For years now, residents along Lee Hill Drive outside Boulder have been increasingly alarmed by behavior they witness from both drivers and bicyclists on Lee Hill. Beginning the summer of 2020, Boulder County, a Lee Hill resident, and C4C began meetings regarding the topic.
A salient example of the problem is what many users have observed. Drivers increasingly overtake bicyclists with three feet of berth, as required by law, but drivers do so in blind curves. Consequently, there are trucks, cars, motorcyclists, and bicyclists all in each others’ close vicinity, sometimes crossing the double yellow line, and impinging upon each others’ opposing lane of travel. Collisions involving oncoming traffic have been narrowly avoided multiple times according to witnesses.
Colorado law allows a driver to overtake a bicyclist by crossing the double yellow but only when it is safe to do so.
The problem can be complex. A cautious driver may encounter a bicyclist in a blind corner and significantly slow their vehicle in order to await a safe place to pass. Other drivers behind that cautious driver may not see or acknowledge the situation and become impatient or even aggravated. From there, the behavior of multiple parties can deteriorate and endanger everyone.
Currently, the County, the resident, and C4C have identified multiple blind corners where the problem seems the worst. The next step is to consider mitigation possibilities at those locations or as a whole on Lee Hill.
Many observers, including officials, have pointed out that the posted speed limit on Lee Hill is 20 or 30 miles per hour based on location, well below speeds at which drivers are observed to be traveling. Vision Zero, a comprehensive safety policy, and other objective analyses point to the crucial role of speed in crashes. One question however is how to achieve compliance with posted speed limits and their role in managing closing speeds and reaction times between vehicles traveling in opposing directions on blind corners.

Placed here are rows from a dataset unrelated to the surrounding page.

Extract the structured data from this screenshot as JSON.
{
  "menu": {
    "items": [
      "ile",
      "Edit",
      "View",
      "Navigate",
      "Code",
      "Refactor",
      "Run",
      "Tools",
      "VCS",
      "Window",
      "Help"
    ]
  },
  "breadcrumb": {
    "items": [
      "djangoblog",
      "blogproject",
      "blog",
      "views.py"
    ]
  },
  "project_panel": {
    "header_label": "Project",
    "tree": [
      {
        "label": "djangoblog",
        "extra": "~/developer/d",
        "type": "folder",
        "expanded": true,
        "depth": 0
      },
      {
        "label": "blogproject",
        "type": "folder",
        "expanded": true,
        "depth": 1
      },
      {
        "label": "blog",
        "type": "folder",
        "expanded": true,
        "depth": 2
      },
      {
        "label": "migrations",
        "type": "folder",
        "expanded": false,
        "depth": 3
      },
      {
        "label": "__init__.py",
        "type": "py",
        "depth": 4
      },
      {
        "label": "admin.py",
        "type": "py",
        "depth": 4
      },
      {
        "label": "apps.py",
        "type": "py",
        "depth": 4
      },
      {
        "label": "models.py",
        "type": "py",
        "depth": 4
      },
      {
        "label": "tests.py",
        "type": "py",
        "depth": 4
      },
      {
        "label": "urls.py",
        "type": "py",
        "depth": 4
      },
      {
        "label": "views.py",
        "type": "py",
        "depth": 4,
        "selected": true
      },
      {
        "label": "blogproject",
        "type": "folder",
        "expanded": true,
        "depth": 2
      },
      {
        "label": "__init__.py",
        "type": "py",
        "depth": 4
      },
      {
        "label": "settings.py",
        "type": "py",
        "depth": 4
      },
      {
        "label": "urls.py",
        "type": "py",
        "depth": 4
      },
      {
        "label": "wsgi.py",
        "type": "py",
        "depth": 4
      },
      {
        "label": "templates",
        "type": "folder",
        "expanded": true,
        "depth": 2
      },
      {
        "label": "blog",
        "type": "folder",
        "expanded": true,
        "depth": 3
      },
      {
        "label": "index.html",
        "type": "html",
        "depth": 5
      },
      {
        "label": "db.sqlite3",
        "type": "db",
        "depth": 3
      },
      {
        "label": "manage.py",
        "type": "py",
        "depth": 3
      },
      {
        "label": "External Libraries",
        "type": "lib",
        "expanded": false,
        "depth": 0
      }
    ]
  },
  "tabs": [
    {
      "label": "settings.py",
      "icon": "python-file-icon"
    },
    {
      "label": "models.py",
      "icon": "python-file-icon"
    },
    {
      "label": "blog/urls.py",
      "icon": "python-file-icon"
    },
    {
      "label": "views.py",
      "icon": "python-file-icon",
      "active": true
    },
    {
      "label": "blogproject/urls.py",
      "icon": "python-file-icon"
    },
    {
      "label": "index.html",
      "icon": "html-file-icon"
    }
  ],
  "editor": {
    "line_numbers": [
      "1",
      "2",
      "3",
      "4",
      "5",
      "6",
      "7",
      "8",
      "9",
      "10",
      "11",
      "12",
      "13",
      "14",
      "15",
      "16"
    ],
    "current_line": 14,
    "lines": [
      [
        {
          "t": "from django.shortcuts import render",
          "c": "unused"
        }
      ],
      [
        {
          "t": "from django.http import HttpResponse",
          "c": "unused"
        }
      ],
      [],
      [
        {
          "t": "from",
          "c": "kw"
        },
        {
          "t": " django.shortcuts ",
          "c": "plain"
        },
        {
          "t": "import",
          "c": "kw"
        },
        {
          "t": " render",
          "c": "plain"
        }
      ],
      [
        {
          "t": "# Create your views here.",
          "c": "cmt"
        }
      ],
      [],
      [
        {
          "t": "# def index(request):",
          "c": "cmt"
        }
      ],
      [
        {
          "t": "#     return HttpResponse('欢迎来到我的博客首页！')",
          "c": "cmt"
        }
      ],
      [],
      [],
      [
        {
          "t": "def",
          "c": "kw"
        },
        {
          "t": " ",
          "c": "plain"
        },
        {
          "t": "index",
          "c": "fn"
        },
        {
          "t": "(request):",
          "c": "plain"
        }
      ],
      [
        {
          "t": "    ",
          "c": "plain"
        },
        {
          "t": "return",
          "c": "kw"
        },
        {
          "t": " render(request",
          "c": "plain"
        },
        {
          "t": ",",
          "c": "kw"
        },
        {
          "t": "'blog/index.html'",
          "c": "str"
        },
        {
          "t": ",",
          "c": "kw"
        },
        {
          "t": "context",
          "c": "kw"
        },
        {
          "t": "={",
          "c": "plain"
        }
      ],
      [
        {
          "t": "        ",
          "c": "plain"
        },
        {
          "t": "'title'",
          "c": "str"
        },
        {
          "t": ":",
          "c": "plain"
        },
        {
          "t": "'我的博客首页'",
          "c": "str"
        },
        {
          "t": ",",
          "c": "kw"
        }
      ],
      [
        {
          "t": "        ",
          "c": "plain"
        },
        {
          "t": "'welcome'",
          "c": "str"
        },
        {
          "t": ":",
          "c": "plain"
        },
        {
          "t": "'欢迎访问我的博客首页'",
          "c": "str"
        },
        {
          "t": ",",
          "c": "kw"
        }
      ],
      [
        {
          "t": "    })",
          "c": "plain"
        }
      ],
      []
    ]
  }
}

Enforcement of traffic systems including speed is under scrutiny in many urban and racially diverse areas due to the disproportionate stopping, citing, and sometimes far worse of minority drivers. By that same token though, in Boulder County, the majority of drivers may have a sense of impunity to traveling over the posted speed limit despite the evidence of speeding’s contribution to serious injuries and fatalities.
C4C’s staff has taken a position on the matter of Lee Hill. The challenge is to revisit Boulder County’s Transportation Master Plan and ask ourselves about the plan’s governing principle of prioritizing people over autos on public rights of way. A comprehensive solution flows from allocating resources to the main goals of the TMP that are maintenance, safety, the economy, county character, and equity.
The problem on Lee Hill is representative of mountain and canyon roads across the County. Engineering is typically considered to offer the best transportation and safety outcomes. Engineering combined with right-of-way limitations on mountain and canyon roads can either be impossible to alter or prohibitively costly. What’s left is policy and how, as a citizenry, we decide to live together.
In the meantime, the It Could Be Me movement puts it best. When a driver approaches a bicyclist, runner, pedestrian, flag person, road worker, emergency responder, dismounted law enforcement officer, or any user or vulnerable user of our shared roads; remember, it could be someone you know, it is surely someone whom is loved.